I really enjoy underwater photography – but its something that is incredibly difficult to consistently do well.
With that in mind, I thought I’d try some “training” at the rocky beach in front of our cottage on Georgian Bay.
These photographs were taken from the bottom of the lake, about 25 to 30 feet down. I had Dawn wait a few seconds, then swim overhead. The exercise here was to simply swim down to the bottom, find my subject in the viewfinder and shoot a few well composed frames before returning to the surface (without running out of air and drowning of course). I’m shooting with my old Nikon D200 in program auto in a EWA Marine underwater camera housing. I find that with the EWA Marine lead weight and by sucking all the air out of the housing, the camera sinks pretty well. The technique that I find works best is to swim hard about three quarters of the way down, then get into a vertical position, look up, compose the shot while gently sinking the rest of the way to the bottom, focus and capture a few frames. At this point, I’m pretty much out of air, so I need to be on bottom to push off and swim back to the surface. Its pretty rare for me to need to swim that far down, but its good practice for the more usual 8 to 10 feet.

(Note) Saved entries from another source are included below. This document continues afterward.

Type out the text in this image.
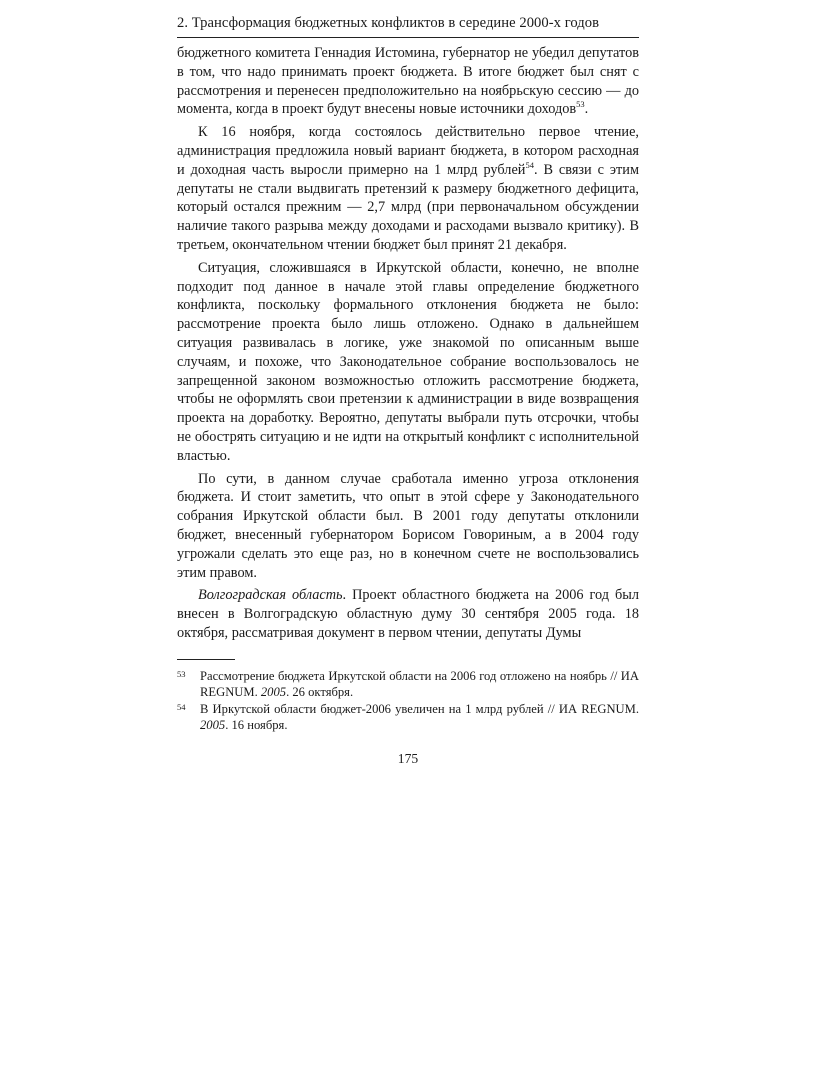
2. Трансформация бюджетных конфликтов в середине 2000-х годов

бюджетного комитета Геннадия Истомина, губернатор не убедил депутатов в том, что надо принимать проект бюджета. В итоге бюджет был снят с рассмотрения и перенесен предположительно на ноябрьскую сессию — до момента, когда в проект будут внесены новые источники доходов$^{53}$.

К 16 ноября, когда состоялось действительно первое чтение, администрация предложила новый вариант бюджета, в котором расходная и доходная часть выросли примерно на 1 млрд рублей$^{54}$. В связи с этим депутаты не стали выдвигать претензий к размеру бюджетного дефицита, который остался прежним — 2,7 млрд (при первоначальном обсуждении наличие такого разрыва между доходами и расходами вызвало критику). В третьем, окончательном чтении бюджет был принят 21 декабря.

Ситуация, сложившаяся в Иркутской области, конечно, не вполне подходит под данное в начале этой главы определение бюджетного конфликта, поскольку формального отклонения бюджета не было: рассмотрение проекта было лишь отложено. Однако в дальнейшем ситуация развивалась в логике, уже знакомой по описанным выше случаям, и похоже, что Законодательное собрание воспользовалось не запрещенной законом возможностью отложить рассмотрение бюджета, чтобы не оформлять свои претензии к администрации в виде возвращения проекта на доработку. Вероятно, депутаты выбрали путь отсрочки, чтобы не обострять ситуацию и не идти на открытый конфликт с исполнительной властью.

По сути, в данном случае сработала именно угроза отклонения бюджета. И стоит заметить, что опыт в этой сфере у Законодательного собрания Иркутской области был. В 2001 году депутаты отклонили бюджет, внесенный губернатором Борисом Говориным, а в 2004 году угрожали сделать это еще раз, но в конечном счете не воспользовались этим правом.

Волгоградская область. Проект областного бюджета на 2006 год был внесен в Волгоградскую областную думу 30 сентября 2005 года. 18 октября, рассматривая документ в первом чтении, депутаты Думы

53	Рассмотрение бюджета Иркутской области на 2006 год отложено на ноябрь // ИА REGNUM. 2005. 26 октября.
54	В Иркутской области бюджет-2006 увеличен на 1 млрд рублей // ИА REGNUM. 2005. 16 ноября.
175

The next couple underwater photographs are of our big ol’ Bernese Mountain Dog Daisy (she never liked the water – but seems to have decided to take up swimming in her old age). With Daisy, I was practicing tracking her while looking through the viewfinder underwater, controlling the focus and creating a decent composition. Its really hard to see through the viewfinder underwater, but I find that its important not to bail and shoot from the hip (which usually just results in a bunch of out of focus images of with no subject).
I would like to have created some underwater photography of the kids swimming too. However, the water was a bit cold for them, so they spent most of their time sitting up on their little raft.